Whereas in “Hell is the Absence of God,” there really isn’t a scientific question being investigated. The issues are more purely the domain of religion — specifically, what is our purpose in life, what kind of life are we supposed to lead, how do we get to heaven?2

I think you see where I’m headed. The inevitable question now is “Who wrote Job?” And that answer may lead to a clearer understanding of who I think is the true narrator of this story , whether the author intended it so or not. “Hell is the Absence of God” is, as far as I can see, an updated version of The Book of Job, replete with things taken away and things given, with counsel and seeking of knowledge, with a heavenly revelation, with no ultimate answer given to the hero, and with the underlying theme of the problem of suffering. In the end, love of God increases.

So, who wrote Job? And who is narrating Neil’s story? And how is he like or unlike Job? Discuss!

Next week: Part 3, where we compare and contrast and come to some sort of conclusions.

  1. A Conversation With Ted Chiang, an interview with Lou Anders, July 2002.
  2. The Absence of God, an interview with Ted Chiang by Jeremy Smith, undated article.)

    This story—as the author states categorically—is fantasy, and it is a quest fantasy. Every character is asking questions, is a seeker, and goes out at personal peril to find and grasp the object for which they quest. And they all find what they seek, if not in the exact version they sought it.

    What if this quest story had been written by someone not an atheist, but an Evangelical believer, let’s say, acclimated to the CBA type of fictional tone. Then what?

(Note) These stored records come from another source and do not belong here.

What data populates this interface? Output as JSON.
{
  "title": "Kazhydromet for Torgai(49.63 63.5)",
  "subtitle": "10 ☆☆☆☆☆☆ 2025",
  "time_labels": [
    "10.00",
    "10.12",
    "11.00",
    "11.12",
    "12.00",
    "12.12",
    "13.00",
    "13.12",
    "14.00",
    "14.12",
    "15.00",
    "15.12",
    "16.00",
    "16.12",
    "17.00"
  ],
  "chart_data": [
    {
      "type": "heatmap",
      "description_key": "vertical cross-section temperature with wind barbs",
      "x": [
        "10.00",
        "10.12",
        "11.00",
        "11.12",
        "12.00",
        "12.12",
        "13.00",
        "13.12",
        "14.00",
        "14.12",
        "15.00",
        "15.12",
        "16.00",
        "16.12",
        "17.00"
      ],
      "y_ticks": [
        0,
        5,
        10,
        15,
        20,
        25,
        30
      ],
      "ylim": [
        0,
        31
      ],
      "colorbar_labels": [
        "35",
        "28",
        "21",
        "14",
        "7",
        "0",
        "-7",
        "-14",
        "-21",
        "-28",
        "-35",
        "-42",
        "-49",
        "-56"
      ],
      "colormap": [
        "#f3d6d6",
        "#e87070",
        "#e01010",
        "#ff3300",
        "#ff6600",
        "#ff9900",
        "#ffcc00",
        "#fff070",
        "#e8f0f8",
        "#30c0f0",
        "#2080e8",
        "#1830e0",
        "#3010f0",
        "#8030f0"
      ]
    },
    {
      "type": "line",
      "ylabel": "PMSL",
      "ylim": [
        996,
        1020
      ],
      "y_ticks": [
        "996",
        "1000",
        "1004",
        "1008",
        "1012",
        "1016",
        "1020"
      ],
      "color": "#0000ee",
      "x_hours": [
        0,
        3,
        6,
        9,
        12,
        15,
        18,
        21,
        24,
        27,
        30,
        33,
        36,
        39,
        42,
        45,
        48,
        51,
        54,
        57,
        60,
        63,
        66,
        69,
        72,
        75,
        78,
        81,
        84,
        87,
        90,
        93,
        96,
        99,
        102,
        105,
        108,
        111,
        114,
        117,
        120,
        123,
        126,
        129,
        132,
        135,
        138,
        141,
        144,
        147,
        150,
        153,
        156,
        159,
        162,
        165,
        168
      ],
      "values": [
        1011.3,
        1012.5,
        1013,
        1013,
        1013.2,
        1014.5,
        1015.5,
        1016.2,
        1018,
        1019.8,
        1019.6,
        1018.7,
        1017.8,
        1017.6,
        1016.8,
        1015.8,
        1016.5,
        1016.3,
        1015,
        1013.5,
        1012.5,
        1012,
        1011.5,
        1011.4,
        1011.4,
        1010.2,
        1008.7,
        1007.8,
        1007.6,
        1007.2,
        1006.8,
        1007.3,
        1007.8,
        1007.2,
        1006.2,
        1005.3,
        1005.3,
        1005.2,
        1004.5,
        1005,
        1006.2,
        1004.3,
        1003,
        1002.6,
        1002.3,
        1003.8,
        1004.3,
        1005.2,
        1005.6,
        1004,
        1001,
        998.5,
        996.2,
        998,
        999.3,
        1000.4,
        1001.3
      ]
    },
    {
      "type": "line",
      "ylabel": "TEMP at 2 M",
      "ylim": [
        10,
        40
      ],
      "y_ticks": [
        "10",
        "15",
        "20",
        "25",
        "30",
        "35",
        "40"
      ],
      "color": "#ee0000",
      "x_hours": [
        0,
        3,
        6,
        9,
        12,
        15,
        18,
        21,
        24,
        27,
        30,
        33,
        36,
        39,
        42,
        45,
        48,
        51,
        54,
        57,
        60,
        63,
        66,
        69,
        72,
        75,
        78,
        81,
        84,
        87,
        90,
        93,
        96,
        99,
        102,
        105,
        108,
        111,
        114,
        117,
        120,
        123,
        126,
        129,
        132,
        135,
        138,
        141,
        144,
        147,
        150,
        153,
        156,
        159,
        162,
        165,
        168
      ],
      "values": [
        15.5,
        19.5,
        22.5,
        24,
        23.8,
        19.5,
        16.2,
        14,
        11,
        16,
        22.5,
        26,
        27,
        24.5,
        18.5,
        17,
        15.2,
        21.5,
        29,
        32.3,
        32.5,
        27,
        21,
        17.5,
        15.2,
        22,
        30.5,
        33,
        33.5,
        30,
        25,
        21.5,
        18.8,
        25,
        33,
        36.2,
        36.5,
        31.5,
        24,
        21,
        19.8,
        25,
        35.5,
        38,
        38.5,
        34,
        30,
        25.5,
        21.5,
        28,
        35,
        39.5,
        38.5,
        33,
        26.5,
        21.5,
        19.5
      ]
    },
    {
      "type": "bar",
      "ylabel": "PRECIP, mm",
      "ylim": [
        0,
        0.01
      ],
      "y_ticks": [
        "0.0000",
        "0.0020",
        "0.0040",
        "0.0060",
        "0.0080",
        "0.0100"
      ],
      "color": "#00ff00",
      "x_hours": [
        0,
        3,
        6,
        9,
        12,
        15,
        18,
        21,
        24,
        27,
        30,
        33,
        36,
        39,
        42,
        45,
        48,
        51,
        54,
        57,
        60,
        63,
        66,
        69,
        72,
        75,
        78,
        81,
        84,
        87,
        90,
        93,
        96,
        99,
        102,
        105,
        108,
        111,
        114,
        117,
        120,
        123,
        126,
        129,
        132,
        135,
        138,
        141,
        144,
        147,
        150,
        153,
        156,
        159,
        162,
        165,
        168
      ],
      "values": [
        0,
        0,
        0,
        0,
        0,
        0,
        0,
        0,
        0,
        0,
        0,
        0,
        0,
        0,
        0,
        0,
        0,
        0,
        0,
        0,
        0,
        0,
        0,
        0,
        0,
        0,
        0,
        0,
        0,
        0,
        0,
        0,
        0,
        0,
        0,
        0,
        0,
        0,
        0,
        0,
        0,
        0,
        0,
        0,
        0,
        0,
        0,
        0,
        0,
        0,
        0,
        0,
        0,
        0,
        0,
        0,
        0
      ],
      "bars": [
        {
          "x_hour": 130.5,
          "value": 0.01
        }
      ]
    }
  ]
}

    Well, the main part of the story (most of it, that is) could easily remain intact. All those questions, all the proposed answers, are part of a long history of legitimate inquiry into the problem of suffering and of loving God in the midst of trials. The variety of characterizations (Neil, Janice, Ethan), allows for a balanced structure. All views are exposed by some passing voice (the group meeting attendants, the family members, etc). This story asks a lot of questions, and depending on your perspective, your worldview, you may latch onto one of the proposed replies or suggestions.

    I’d say a CBA story might give more time to Janice, make her an equal to Neil. Compare and contrast. Might even make Janice the star. Ethan could maintain his role as the historian, the apostle of Janice, as it were. The ending would have to change. But to that later.

    First, the vexing issue of who is telling this story.

    I have given this a lot of thought. I’ve come to my own novel interpretation (which seems like a good word for what is to follow, interpretation). I don’t think Mr. Chiang would agree, but as a reader may find things in a text not consciously intended by an author, I will feel free to be as wild in my own theorizings.

    Imagine a story about a man who feels blessed, but then has his blessing removed, and becomes perplexed in his anguish, receiving much counsel that vexes him, seeking answers in his distress, and ultimately receiving a radically attitude-changing vision of God. Whose story is that?

    It’s Neil Fisk’s story.

    And it’s Job’s.

    Compare the opening of “Hell is the Absence of God” (“This is the story of a man named Neil Fisk and how he came to love God”) with the following first line from Job:

    There was a man in the land of Uz whose name was Job, and that man was blameless and upright, one who feared God and turned away from evil.[3. Job 1:1.